Tim Smith, singer and songwriter with rising Texas folk-rockers Midlake, is uncommonly keen to talk about his influences. He likes Fleetwood Mac "a whole lot".

He practically modelled the band's debut album on Grandaddy and Flaming Lips.

But the record he name-checks most often is Isle Of View, the 1971 debut by one Jimmy Spheeris, whose stately crescendos and lyrics about scarlet ships and ripened wings recalled the mythic romance of the Moody Blues.

On the cover, a medieval night rides a giant eagle through golden treetops.

Smith has been listening to it constantly for the past three years.

"It's soft, with a lot of piano and acoustic guitars," he muses. "Maybe it just sounds like a place I want to go."

Released last month, and with a similarly bewitching power to ensnare you in its world, The Trials Of Van Occupanther is Midlake's second album, and the one which will see them become one of the most talked about bands of 2006.

A rich, inventive mix of pianos, horns, guitars and painfully wistful reminiscences, it takes its perplexing title from the hero of track four, an experimental scientist who lives a hermetic existence while contemplating the need "not be too consumed with this world".

"Van is not well liked by his neighbours," says Smith of his mysterious creation. "There's no real reason why which is how we can all feel sometimes. I stay home a lot myself.

"Back in Denton, the guys in the band will hang out with other musicians in bars but I'm not too social. I'm always busy hanging with the wife."

Most members of Midlake are married, a fact which came in handy when Smith devised the cover for The Trials Of Van Occupanther.

He wanted to photograph Eric Nicholson and Eric Pulido, who share keyboard and guitar duties, dressed up as characters from the album. Their wives were drafted in to help make the outfits.

"One wife sewed Van Occupanther's gold costume," he explains. "Then we made the panther mask, cutting off the bill of a baseball hat, building it up with chicken wire and covering it in papiermache. We like to have it on stage with us but it's too brittle to travel by plane."

Midlake are not, however, a band who survive on gimmicks. As one of their biggest supporters, movie star Jason Lee, puts it: "In an age of overly-used irony and disconnected nonchalance, this record actually means something. The Trials of Van Occupanther is now one of the most important modern records I own."

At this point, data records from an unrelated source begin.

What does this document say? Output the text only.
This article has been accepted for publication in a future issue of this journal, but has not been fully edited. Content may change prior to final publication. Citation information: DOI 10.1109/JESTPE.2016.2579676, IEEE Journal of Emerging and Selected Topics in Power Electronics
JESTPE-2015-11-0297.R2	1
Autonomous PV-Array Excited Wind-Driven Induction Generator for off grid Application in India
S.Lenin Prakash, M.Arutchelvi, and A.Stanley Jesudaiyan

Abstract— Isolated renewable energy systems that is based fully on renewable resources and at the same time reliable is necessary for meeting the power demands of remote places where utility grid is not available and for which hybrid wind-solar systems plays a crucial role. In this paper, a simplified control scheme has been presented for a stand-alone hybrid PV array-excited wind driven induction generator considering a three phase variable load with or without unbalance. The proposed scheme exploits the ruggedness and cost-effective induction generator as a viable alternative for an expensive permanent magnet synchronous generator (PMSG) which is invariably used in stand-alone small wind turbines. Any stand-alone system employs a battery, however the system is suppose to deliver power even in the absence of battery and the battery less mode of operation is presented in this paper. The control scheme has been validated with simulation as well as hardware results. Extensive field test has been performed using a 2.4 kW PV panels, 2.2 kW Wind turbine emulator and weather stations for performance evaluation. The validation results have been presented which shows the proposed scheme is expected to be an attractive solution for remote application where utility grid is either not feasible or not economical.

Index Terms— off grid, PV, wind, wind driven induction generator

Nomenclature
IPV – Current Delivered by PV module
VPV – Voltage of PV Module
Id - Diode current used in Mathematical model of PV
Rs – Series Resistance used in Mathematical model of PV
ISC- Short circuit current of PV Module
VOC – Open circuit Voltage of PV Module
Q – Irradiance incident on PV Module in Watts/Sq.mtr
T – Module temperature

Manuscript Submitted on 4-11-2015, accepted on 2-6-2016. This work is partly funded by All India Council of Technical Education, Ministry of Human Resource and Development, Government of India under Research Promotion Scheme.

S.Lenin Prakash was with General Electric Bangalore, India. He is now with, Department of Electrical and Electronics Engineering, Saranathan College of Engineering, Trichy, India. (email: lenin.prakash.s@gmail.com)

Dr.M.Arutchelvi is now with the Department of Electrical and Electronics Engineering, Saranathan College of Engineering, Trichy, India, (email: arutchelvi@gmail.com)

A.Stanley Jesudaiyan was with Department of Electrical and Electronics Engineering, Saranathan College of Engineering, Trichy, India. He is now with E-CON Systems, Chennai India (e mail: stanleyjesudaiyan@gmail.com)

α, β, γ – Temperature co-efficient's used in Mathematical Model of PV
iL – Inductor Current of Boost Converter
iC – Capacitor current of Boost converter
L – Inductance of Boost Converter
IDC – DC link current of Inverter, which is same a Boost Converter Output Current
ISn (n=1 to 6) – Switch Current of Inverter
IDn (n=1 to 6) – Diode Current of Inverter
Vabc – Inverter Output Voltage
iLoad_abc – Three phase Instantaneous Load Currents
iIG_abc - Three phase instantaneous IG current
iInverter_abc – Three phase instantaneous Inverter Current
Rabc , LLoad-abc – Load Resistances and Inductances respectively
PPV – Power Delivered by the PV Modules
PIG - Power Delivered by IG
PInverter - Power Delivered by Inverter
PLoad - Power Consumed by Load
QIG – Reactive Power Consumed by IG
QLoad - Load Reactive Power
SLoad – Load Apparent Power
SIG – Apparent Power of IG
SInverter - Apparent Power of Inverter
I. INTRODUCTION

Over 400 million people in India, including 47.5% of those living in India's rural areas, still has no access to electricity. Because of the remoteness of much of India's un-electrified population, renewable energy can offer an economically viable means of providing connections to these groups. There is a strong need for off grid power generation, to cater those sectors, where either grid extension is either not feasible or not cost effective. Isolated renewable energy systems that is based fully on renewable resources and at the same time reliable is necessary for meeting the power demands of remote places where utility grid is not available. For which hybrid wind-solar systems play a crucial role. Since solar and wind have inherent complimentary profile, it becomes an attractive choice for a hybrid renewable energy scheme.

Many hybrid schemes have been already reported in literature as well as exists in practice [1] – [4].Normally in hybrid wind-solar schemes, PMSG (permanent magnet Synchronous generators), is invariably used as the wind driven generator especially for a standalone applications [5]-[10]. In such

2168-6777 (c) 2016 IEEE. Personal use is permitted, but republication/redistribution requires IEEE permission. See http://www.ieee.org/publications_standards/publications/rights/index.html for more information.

"We're pretty good friends now," says Smith of the My Name Is Earl actor and former professional skateboarder.

"He shot a video for us with lots of cops in foxes heads and he got us over here for a skateboarding show one time.

"I used to be a bit of a skater boy myself but I could only do the minimum tricks. I was always afraid of hurting my hands and not being able to play music anymore."